パフォーマンス改善

GPUとCUDAを意識したMPIとの直接通信

NVIDIA GPU上でCUDA-awareライブラリ-MPIを使用するシミュレーションに対して、直接的なGPU通信のサポートが拡張されました。CUDA-aware MPIの検出は、cmake実行時と実行時に行われます。この機能は、主にOpenMPIでテストされていますが、任意のCUDA-aware MPIの実装が使用可能であり、|Gromacs|のthread-MPI実装との併用も可能です。CUDA-aware MPIのサポートはまだ十分にテストされておらず、そのため、現在のリリースでは開発機能として含まれており、慎重にご使用ください。したがって、適切なMPIが検出された場合でも、デフォルトでは直接通信は使用されませんが、GMX_ENABLE_DIRECT_GPU_COMM環境変数を設定することで有効にすることができます。

Issue 3960 Issue 2915

エネルギー最小化のための動的ペアリスト生成

エネルギー最小化、ペアリスト、および並列実行時のドメイン分割は、少なくとも1つの原子がペアリストバッファサイズの半分よりも大きく移動した場合に実行されます。以前は、ペアリストは各ステップで構築されていました。

非相互作用エネルギー計算はSIMDを使用

非相互作用の自由エネルギー計算のパフォーマンスは、SIMDによる高速化により向上します。AVX2-256では、これらのカーネルは4〜8倍速になります。これにより、ほとんどのシステムで顕著な速度向上が期待できます。特に、相互作用計算がボトルネックになっている場合に効果的です。特にGPUを使用する場合、自由エネルギー計算のパフォーマンスは最大3倍向上します。

Issue 2875 Issue 742

パイプラインによるPME-PP GPU間の直接通信

マルチGPUでの直接的なPME-PP GPU間の通信が有効になっている場合、PMEのランクは、PME SpreadおよびSplineカーネル(ここで座標が消費される)における座標の転送と計算をパイプライン化できるようになりました。 各転送からのデータは個別に処理されるため、計算と通信をオーバーラップできます。 これは、特にハードウェア通信インターフェースが複数のGPU間で共有されているシステム(例:マルチGPUサーバーのPCIeまたは複数のノード間のInfiniband)で最も効果を発揮すると予想されます。

Issue 3969

単一のMPIランクを使用したドメイン分割

単一のMPIランク、PME、およびGPUを使用せずに実行する場合、mdrunは現在、ドメイン分割の仕組みを使用して粒子を再配置します。これにより、特に大規模なシステムの場合、パフォーマンスが向上する可能性があります。この動作は、環境変数GMX_DD_SINGLE_RANKを使用して制御できます。

複数の時間ステップでの制限されたGPUサポート

GPUはMTSと組み合わせて使用できますが、現時点では、長時間のステップで長距離の非相互作用力のみを適用(およびCPU上で計算)し、その他のすべてのコンポーネントを各ステップで計算(GPU上で実行可能)する設定に限定されます。

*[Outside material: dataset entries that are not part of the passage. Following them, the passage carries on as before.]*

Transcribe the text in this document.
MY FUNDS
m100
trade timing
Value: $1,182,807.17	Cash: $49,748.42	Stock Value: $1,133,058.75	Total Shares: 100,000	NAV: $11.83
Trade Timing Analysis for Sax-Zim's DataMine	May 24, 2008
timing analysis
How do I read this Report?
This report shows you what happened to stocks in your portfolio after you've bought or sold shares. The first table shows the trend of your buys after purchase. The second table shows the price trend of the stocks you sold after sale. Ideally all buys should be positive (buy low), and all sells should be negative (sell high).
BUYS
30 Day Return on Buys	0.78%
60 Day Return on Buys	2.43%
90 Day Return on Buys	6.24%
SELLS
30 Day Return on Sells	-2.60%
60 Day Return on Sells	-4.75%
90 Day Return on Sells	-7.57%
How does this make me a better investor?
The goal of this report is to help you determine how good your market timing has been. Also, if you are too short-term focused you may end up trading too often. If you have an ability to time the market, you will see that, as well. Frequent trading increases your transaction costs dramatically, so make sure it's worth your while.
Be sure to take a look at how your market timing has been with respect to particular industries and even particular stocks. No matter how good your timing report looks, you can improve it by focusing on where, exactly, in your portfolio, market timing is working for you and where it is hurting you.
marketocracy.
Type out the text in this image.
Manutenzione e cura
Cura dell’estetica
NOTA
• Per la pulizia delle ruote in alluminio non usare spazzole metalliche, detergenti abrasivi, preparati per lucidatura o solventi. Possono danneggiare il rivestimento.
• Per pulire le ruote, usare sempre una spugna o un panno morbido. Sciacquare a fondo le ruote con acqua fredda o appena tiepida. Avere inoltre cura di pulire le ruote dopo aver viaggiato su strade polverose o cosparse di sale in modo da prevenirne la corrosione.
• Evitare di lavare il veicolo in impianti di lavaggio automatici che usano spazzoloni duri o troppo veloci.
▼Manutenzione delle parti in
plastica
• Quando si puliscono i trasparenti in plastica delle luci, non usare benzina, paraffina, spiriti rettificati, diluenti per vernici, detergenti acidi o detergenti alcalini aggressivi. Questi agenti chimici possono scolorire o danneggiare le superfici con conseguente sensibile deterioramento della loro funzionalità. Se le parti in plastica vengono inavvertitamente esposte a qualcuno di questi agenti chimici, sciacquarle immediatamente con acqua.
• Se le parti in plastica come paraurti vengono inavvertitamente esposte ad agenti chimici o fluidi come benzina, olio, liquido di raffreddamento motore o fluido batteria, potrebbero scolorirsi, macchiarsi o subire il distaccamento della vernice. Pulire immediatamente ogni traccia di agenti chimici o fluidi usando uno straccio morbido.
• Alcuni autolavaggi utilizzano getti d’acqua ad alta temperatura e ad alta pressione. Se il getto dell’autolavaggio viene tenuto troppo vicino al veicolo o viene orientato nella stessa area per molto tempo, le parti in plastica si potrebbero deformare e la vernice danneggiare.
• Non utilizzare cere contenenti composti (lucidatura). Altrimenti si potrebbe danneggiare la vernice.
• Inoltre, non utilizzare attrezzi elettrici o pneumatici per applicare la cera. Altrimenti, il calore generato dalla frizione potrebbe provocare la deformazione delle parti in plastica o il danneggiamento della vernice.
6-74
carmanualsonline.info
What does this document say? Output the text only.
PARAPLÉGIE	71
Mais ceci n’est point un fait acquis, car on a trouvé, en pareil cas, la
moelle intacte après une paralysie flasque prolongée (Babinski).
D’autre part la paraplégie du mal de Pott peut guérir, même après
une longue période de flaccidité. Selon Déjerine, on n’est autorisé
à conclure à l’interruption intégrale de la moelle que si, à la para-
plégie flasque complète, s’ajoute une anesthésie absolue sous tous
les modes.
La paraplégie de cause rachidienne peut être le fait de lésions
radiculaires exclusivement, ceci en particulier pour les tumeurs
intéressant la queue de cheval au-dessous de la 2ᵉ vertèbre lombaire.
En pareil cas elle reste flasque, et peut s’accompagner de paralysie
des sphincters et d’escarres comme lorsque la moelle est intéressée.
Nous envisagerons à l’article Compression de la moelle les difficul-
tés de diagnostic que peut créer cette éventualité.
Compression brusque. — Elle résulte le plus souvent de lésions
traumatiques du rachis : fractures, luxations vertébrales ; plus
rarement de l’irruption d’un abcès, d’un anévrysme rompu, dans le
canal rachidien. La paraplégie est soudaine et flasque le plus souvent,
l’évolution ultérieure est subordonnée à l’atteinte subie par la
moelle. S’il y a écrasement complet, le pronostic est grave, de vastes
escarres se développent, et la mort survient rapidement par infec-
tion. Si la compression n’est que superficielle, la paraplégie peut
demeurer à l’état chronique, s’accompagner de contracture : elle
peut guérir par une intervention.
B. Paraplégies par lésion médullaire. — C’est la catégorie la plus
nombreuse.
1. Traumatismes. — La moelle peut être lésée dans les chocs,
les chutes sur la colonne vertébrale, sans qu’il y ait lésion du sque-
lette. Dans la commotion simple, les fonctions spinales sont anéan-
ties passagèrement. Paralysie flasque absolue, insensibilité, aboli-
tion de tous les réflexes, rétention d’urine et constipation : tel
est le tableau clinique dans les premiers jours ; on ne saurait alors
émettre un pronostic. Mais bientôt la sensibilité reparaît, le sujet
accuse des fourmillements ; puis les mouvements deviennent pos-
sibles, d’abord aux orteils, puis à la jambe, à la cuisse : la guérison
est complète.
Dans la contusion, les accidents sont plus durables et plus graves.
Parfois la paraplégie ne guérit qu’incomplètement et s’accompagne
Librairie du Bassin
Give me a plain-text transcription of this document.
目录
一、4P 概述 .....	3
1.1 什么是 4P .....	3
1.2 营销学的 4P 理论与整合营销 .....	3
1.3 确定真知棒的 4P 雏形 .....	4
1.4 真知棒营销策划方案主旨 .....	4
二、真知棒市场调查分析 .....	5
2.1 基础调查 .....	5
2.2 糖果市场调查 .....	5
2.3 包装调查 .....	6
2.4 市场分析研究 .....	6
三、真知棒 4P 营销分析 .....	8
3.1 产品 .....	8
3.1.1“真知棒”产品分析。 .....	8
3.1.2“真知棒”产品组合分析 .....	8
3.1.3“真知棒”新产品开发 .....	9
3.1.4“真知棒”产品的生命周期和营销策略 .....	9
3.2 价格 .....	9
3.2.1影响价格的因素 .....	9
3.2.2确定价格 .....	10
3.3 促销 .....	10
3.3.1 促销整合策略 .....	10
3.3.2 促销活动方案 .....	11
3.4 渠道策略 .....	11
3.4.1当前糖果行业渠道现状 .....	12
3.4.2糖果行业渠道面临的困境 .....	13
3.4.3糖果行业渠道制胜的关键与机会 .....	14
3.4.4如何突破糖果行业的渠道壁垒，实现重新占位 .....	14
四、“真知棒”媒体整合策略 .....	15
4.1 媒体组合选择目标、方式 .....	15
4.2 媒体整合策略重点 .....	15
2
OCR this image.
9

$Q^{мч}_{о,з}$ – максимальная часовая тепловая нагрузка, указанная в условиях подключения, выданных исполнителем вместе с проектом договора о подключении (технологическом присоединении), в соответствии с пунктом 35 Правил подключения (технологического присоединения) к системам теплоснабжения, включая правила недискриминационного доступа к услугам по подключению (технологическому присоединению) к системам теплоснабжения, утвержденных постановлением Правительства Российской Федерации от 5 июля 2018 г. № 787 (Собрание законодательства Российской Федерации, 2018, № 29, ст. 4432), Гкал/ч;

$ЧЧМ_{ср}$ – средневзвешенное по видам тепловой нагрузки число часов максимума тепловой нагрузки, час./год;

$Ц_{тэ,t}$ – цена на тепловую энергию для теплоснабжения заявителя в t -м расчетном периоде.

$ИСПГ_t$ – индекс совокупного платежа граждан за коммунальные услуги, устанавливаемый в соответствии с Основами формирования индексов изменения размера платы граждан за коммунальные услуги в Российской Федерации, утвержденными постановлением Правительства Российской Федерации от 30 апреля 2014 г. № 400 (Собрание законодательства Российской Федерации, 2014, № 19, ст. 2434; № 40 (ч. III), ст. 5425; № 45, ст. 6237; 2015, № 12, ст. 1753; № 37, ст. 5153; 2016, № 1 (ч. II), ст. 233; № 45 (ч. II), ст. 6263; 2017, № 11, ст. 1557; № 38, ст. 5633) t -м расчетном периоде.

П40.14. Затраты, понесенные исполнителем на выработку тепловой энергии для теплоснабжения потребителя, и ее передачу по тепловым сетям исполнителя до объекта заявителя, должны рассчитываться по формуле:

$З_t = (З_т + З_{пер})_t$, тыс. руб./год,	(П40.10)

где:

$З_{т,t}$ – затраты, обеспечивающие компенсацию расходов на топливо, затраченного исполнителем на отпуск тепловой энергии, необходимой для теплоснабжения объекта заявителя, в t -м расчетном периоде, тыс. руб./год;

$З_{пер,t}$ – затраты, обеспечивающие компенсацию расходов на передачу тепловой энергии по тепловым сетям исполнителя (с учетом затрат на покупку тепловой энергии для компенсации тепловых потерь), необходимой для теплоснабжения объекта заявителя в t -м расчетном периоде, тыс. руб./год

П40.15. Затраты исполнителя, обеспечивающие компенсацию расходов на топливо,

gmx grompp の実行速度が 20~50% 向上

「gmx grompp」のパラメータおよびアトーム検索コード内のループが、より高速に動作するように、よりシンプルで標準的なコードパターンに変換されました。これは、一連の改善の結果です。

CUDAとプロセス-MPIを組み合わせた混合モードでのPME分解のサポート

現在、CUDAバックエンドと組み合わせての混合モードでのPME分解がサポートされています。これは、|Gromacs|が外部プロセス-MPIとCUDAに意識したMPI実装でコンパイルされている場合にのみサポートされます。この機能は十分なテストを受けておらず、デフォルトでは無効になっていますが、GMX_GPU_PME_DECOMPOSITION=1という環境変数を設定することで有効にすることができます。

AmpereクラスのNvidia GPU上で実行する場合のパフォーマンス改善

短距離の非相互作用カーネルのパフォーマンスを最大で12%向上。